Language.” Almost rhymes with “sandwich,” but not quite with “assuage” (which looks like it should work), or “gauge” (which ought to work), but is close to “vanquish” (which shouldn’t work). If you are golfer you might use a “sand wedge.” And this speculation is just tomfoolery, and only in “English” (which is sort of a chime rhyme).

Okay, enough. There are many languages. The informing concept of BOULDERPAVEMENT 6 is that very word, the “L-word” – language. And what a fine and marvelous thing it is. Glyphs and groans – strokes of sticks, charcoal, lead, nibs, and computer keys; tongue-trills, lip-wiggles, and throat-rolls – and we have words, phrases, sentences, paragraphs, books – bound and now digitized. Presto! A sophisticated instrument of human communication.

With this issue we’re exploring some of language’s character – its crafting, its poetry, its visuality, orality, and aurality – how meaning, pleasure, and inquiry come from these human signs and signals.

Canada’s new Parliamentary Poet Laureate Fred Wah jazzes up the language in print and audio; d. kimm performs her poetic lament in video; Guy Vanderhaeghe investigates the sentence; and Derek Beaulieu manipulates Letraset to create visual delights.

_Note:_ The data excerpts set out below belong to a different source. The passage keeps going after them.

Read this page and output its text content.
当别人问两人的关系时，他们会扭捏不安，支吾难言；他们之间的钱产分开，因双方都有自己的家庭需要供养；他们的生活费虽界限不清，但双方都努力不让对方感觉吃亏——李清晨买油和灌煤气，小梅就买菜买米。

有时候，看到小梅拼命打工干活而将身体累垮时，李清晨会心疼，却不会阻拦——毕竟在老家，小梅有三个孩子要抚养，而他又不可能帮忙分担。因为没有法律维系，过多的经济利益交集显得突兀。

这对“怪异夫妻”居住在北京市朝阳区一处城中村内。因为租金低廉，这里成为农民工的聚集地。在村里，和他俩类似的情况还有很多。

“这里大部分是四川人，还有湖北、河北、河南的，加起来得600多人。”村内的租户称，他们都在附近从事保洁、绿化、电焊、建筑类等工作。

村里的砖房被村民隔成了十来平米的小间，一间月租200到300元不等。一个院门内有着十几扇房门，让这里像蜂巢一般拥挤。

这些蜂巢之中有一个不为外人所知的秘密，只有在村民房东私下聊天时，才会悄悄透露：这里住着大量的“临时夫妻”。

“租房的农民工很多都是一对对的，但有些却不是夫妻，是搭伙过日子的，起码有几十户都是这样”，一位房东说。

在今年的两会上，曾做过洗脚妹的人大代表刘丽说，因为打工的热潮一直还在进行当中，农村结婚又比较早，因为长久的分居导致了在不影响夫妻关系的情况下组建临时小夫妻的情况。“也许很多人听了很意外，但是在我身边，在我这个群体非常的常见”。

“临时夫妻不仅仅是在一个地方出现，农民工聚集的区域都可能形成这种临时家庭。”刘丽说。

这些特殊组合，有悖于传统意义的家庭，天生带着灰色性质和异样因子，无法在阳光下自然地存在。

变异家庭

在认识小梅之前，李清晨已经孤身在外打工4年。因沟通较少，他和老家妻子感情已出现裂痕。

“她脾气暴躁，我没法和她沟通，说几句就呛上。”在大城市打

Visual artist Nicole Dextras crafts her words from the elements, and sound poet Kaie Kellough gathers collaborators Malcolm Mooney, Tanya Davis, and Luis “El Pana” Tovar to layer in their phonemes in a vigorous workout of the aforementioned tongues and lips. Finally, Julie Sedivy’s essay contemplates what the &%# it all might mean.

Language in layers and spilling out – a kind of “Dagwood” (remember that?) to delight your palate.